The defence of the industry to the campaign has been frankly embarrassing. Firstly, some have pointed to the strategy of engagement as their weapon of choice, but even most industry folk know this isn’t working yet, and is irrelevant without a portfolio level goal anyway. Secondly, the industry has used its associations andother industry figures to help deflect criticism by attacking divestment credibility, creating more own goals. Defences like the recent UK NAPF statements warning that divesting from oil and gas stocks could mean “severe losses of revenue likely over a sustained period of time” sounds ridiculous at a time when their member CIO’s are cringing at their 5-year coal and gas returns. NAPF head of policy Will Pomroy also suggested it was difficult for funds ”given the composition of the FTSE index” revealing the addiction to indexation that is one of the core problems. Many leading funds including the BT Pension Scheme and US giants like CalPERS have abandoned it as being completely incapable of managing climate risk and its complex attributes. Pomroy dug still further with: “Many trustee boards are giving much thought to their level of carbon exposure and risk.” The whole idea that a decade after the PRI and IIGCC was formed that we are still in the ‘thinking’ stage should provide the activists and lawyers with major ammunition for the future, once they have picked themselves off the floor. Finally, the response from those funds keen to placate the activists has created even more issues. Some funds have made bold statements that would have gone at least part of the way towards representing a solid risk strategy, only for the PR function to roll out the language of ethics and morals and the need to solve mankind’s biggest problem. Following some of these statements, such as the ludicrous offering of Stanford University, the activists should have responded with mass laughing. But NGO’s need marketing too and so they continually take the bait of hollow statements and claim major divestment victories when they are nothing of the sort.

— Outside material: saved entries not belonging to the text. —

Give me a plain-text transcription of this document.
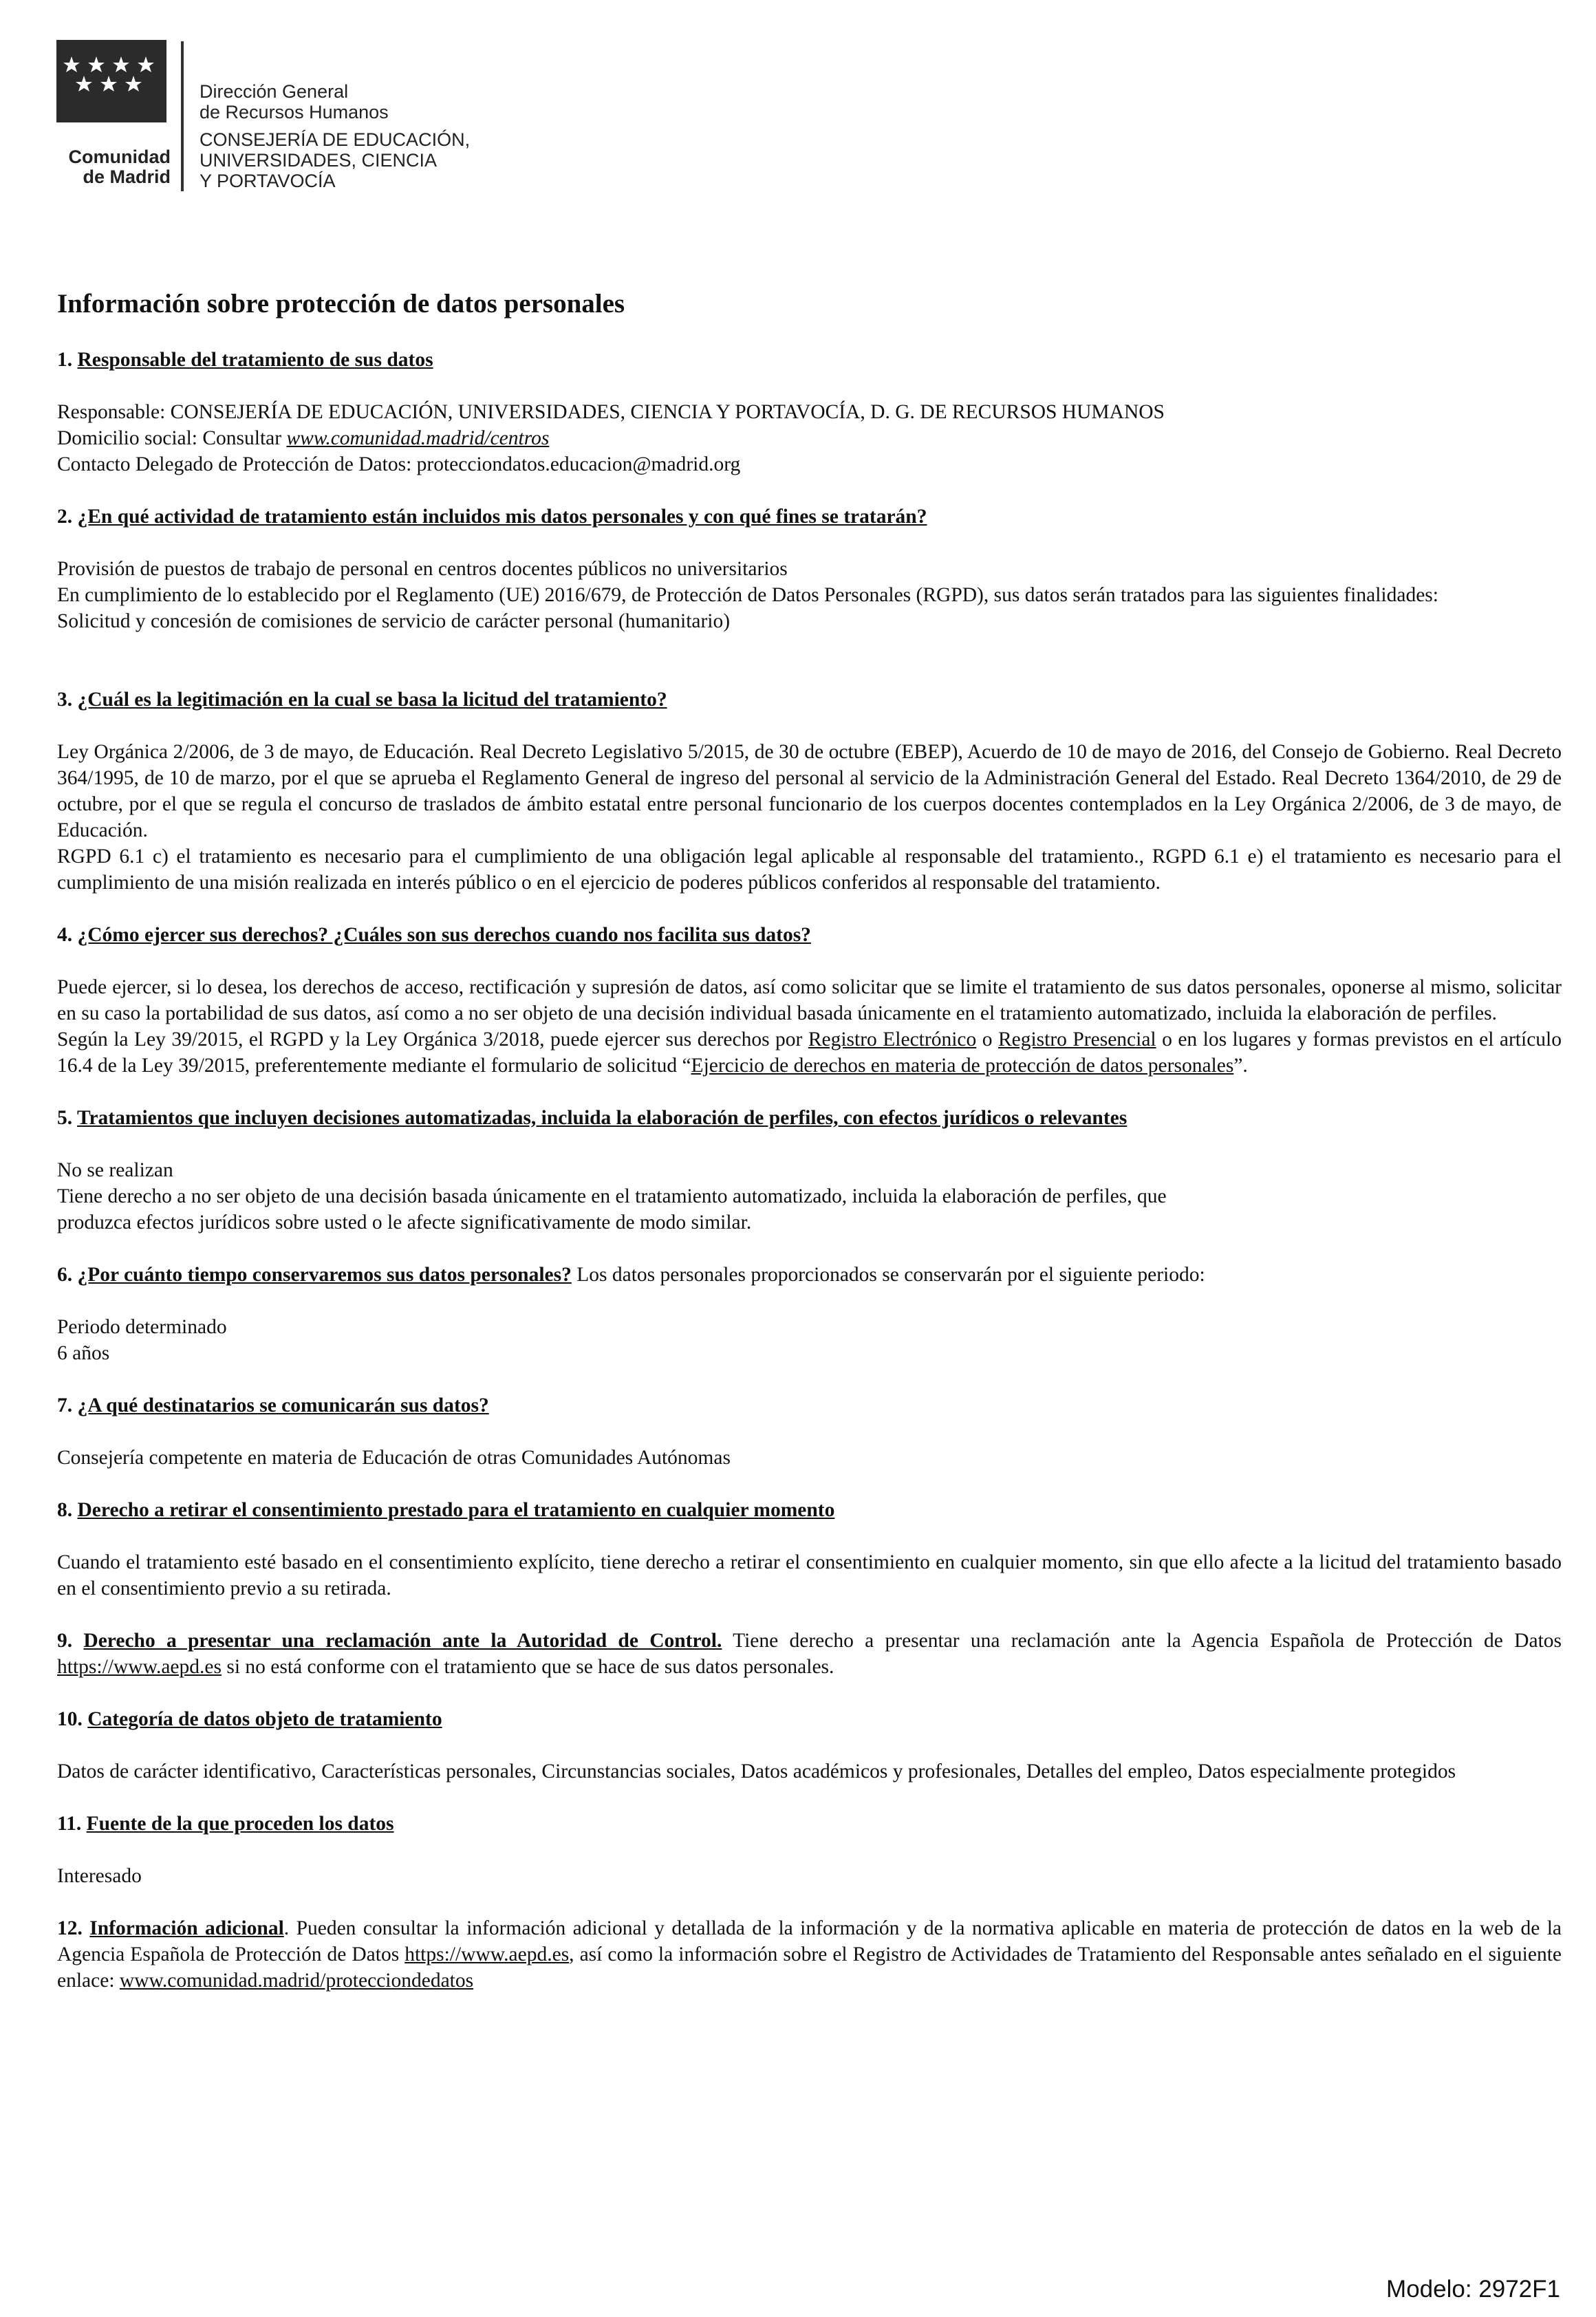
Comunidad
de Madrid
Dirección General
de Recursos Humanos
CONSEJERÍA DE EDUCACIÓN,
UNIVERSIDADES, CIENCIA
Y PORTAVOCÍA
Información sobre protección de datos personales

1. Responsable del tratamiento de sus datos

Responsable: CONSEJERÍA DE EDUCACIÓN, UNIVERSIDADES, CIENCIA Y PORTAVOCÍA, D. G. DE RECURSOS HUMANOS

Domicilio social: Consultar www.comunidad.madrid/centros

Contacto Delegado de Protección de Datos: protecciondatos.educacion@madrid.org

2. ¿En qué actividad de tratamiento están incluidos mis datos personales y con qué fines se tratarán?

Provisión de puestos de trabajo de personal en centros docentes públicos no universitarios

En cumplimiento de lo establecido por el Reglamento (UE) 2016/679, de Protección de Datos Personales (RGPD), sus datos serán tratados para las siguientes finalidades:

Solicitud y concesión de comisiones de servicio de carácter personal (humanitario)

3. ¿Cuál es la legitimación en la cual se basa la licitud del tratamiento?

Ley Orgánica 2/2006, de 3 de mayo, de Educación. Real Decreto Legislativo 5/2015, de 30 de octubre (EBEP), Acuerdo de 10 de mayo de 2016, del Consejo de Gobierno. Real Decreto 364/1995, de 10 de marzo, por el que se aprueba el Reglamento General de ingreso del personal al servicio de la Administración General del Estado. Real Decreto 1364/2010, de 29 de octubre, por el que se regula el concurso de traslados de ámbito estatal entre personal funcionario de los cuerpos docentes contemplados en la Ley Orgánica 2/2006, de 3 de mayo, de Educación.

RGPD 6.1 c) el tratamiento es necesario para el cumplimiento de una obligación legal aplicable al responsable del tratamiento., RGPD 6.1 e) el tratamiento es necesario para el cumplimiento de una misión realizada en interés público o en el ejercicio de poderes públicos conferidos al responsable del tratamiento.

4. ¿Cómo ejercer sus derechos? ¿Cuáles son sus derechos cuando nos facilita sus datos?

Puede ejercer, si lo desea, los derechos de acceso, rectificación y supresión de datos, así como solicitar que se limite el tratamiento de sus datos personales, oponerse al mismo, solicitar en su caso la portabilidad de sus datos, así como a no ser objeto de una decisión individual basada únicamente en el tratamiento automatizado, incluida la elaboración de perfiles.

Según la Ley 39/2015, el RGPD y la Ley Orgánica 3/2018, puede ejercer sus derechos por Registro Electrónico o Registro Presencial o en los lugares y formas previstos en el artículo 16.4 de la Ley 39/2015, preferentemente mediante el formulario de solicitud “Ejercicio de derechos en materia de protección de datos personales”.

5. Tratamientos que incluyen decisiones automatizadas, incluida la elaboración de perfiles, con efectos jurídicos o relevantes

No se realizan

Tiene derecho a no ser objeto de una decisión basada únicamente en el tratamiento automatizado, incluida la elaboración de perfiles, que

produzca efectos jurídicos sobre usted o le afecte significativamente de modo similar.

6. ¿Por cuánto tiempo conservaremos sus datos personales? Los datos personales proporcionados se conservarán por el siguiente periodo:

Periodo determinado

6 años

7. ¿A qué destinatarios se comunicarán sus datos?

Consejería competente en materia de Educación de otras Comunidades Autónomas

8. Derecho a retirar el consentimiento prestado para el tratamiento en cualquier momento

Cuando el tratamiento esté basado en el consentimiento explícito, tiene derecho a retirar el consentimiento en cualquier momento, sin que ello afecte a la licitud del tratamiento basado en el consentimiento previo a su retirada.

9. Derecho a presentar una reclamación ante la Autoridad de Control. Tiene derecho a presentar una reclamación ante la Agencia Española de Protección de Datos https://www.aepd.es si no está conforme con el tratamiento que se hace de sus datos personales.

10. Categoría de datos objeto de tratamiento

Datos de carácter identificativo, Características personales, Circunstancias sociales, Datos académicos y profesionales, Detalles del empleo, Datos especialmente protegidos

11. Fuente de la que proceden los datos

Interesado

12. Información adicional. Pueden consultar la información adicional y detallada de la información y de la normativa aplicable en materia de protección de datos en la web de la Agencia Española de Protección de Datos https://www.aepd.es, así como la información sobre el Registro de Actividades de Tratamiento del Responsable antes señalado en el siguiente enlace: www.comunidad.madrid/protecciondedatos

Modelo: 2972F1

For the funds to end the pain they must stop whinging about a naive solution to a complex problem and create appropriate, transparent, professional, risk-oriented responses. If they up their game, first prize is superior long term returns as they reduce further high carbon destruction and create a low carbon hedge position that gives them early entry to an inevitably giant market that Tesla alone cannot fulfil. The second prize is that they will marginalise the divestment movement as they point to their credible responses that goes as far as they can without further policy. This is a long way from where they are now.
Julian Poulter is the founder and Chief Executive Officer of the Asset Owners Disclosure Project.